D'un point de vue dramatique, il y a moins d'action dans ces nouveaux chapitres (même s'il y a quelques séquences qui bougent bien), mais c'est parce que Bendis veut privilégier l'exploration psychologique de ses héros tout en soulignant l'impact que produit leur présence dans leur entourage, celui de l'école Jean Grey.
Le scénariste va s'intéresser plus spécialement à trois des jeunes X-Men pour mettre en évidence leurs caractères, montrer ce qui les distingue d'une communauté déjà bien fournie, et justifier que la série se prolonge. Le récit se déploie de manière très claire et linéaire, ce qui, là aussi, diffère du précédent arc narratif (où la chronologie était bousculée et les parallèles entre ce qui se jouait dans le réel et la psyché étaient privilégiés). Jean Grey, Scott Summers et Warren Worthington vont nous être présentés plus en détail au contact d'un autre X-Man, respectivement Kitty Pryde, Wolverine et Angel.

Le segment qui associe Jean et Kitty est très bien vu : Kitty est devenue la professeur de Jean alors que son personnage était apparue durant la mythique saga du Phénix Noir, qui allait aboutir à la (première) mort de Jean Grey. Bendis écrit superbement bien le personnage de Kitty, tutrice attentionnée et troublée de jouer ce rôle avec la version adolescente de l'héroïne qu'elle avait rencontrée quand elle-même n'était qu'une jeune fille. On a également la confirmation que le personnage de Jean est bel et bien celui que préfère visiblement l'auteur, celui autour duquel il articule ses intrigues.

Avec Scott Summers, Bendis insiste sur le décalage induit par l'époque dont vient le jeune homme, sa naïveté : il le montre sidéré par la modernité technologique mais aussi dupé par Mystique.
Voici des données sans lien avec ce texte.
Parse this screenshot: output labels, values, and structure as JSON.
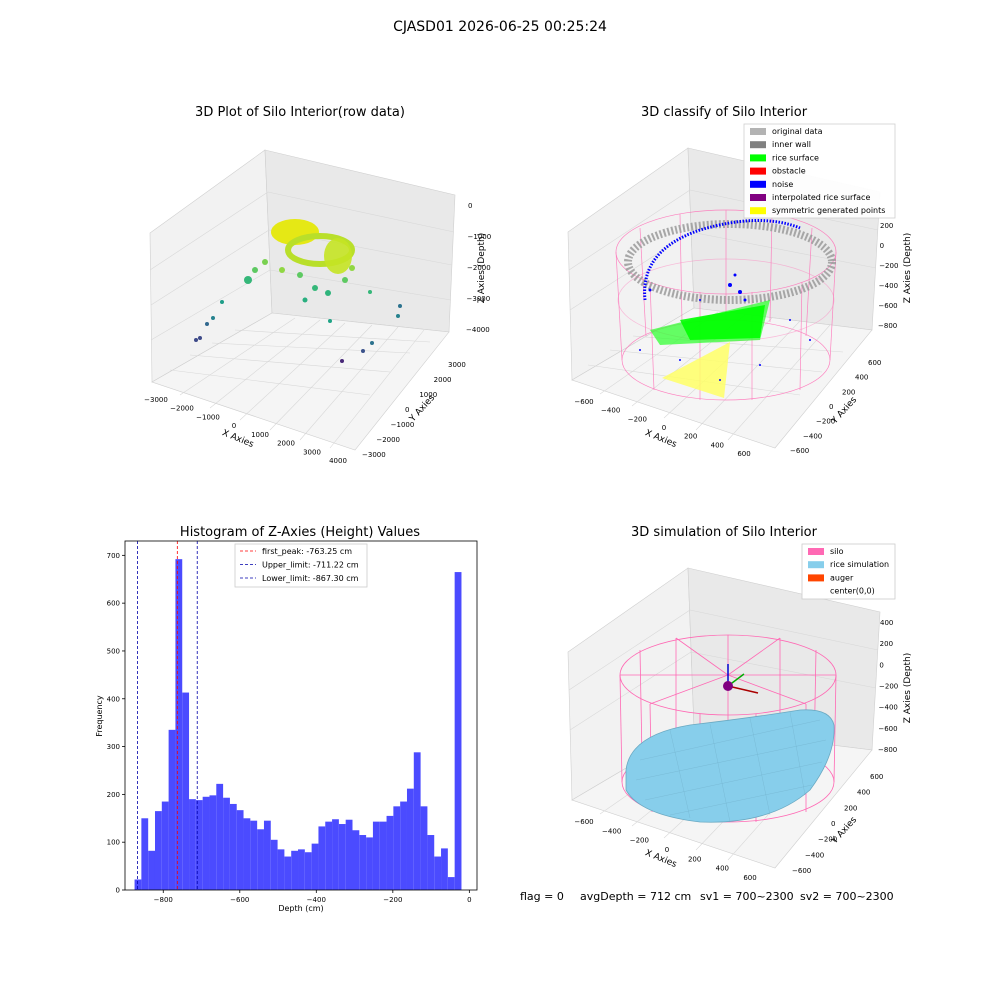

Tout cela est écrit avec subtilité, alternant humour (en s'amusant de l'éternelle rivalité entre Cyclope et Wolverine) et gravité (quelle attitude adopter face au Cyclope moderne ?). L'apparition de Mystique suggère qu'elle va devenir un élément important dans le futur de la série : c'est un adversaire intéressant pour de jeunes héros inexpérimentés, dans un contexte où la disparition de Charles Xavier invite chaque mutant (bon, mauvais ou dans un positionnement plus équivoque) à se redéfinir (le professeur ayant toujours été la figure de référence, pour le pire et le meilleur, lui-même n'étant pas un mentor irréprochable).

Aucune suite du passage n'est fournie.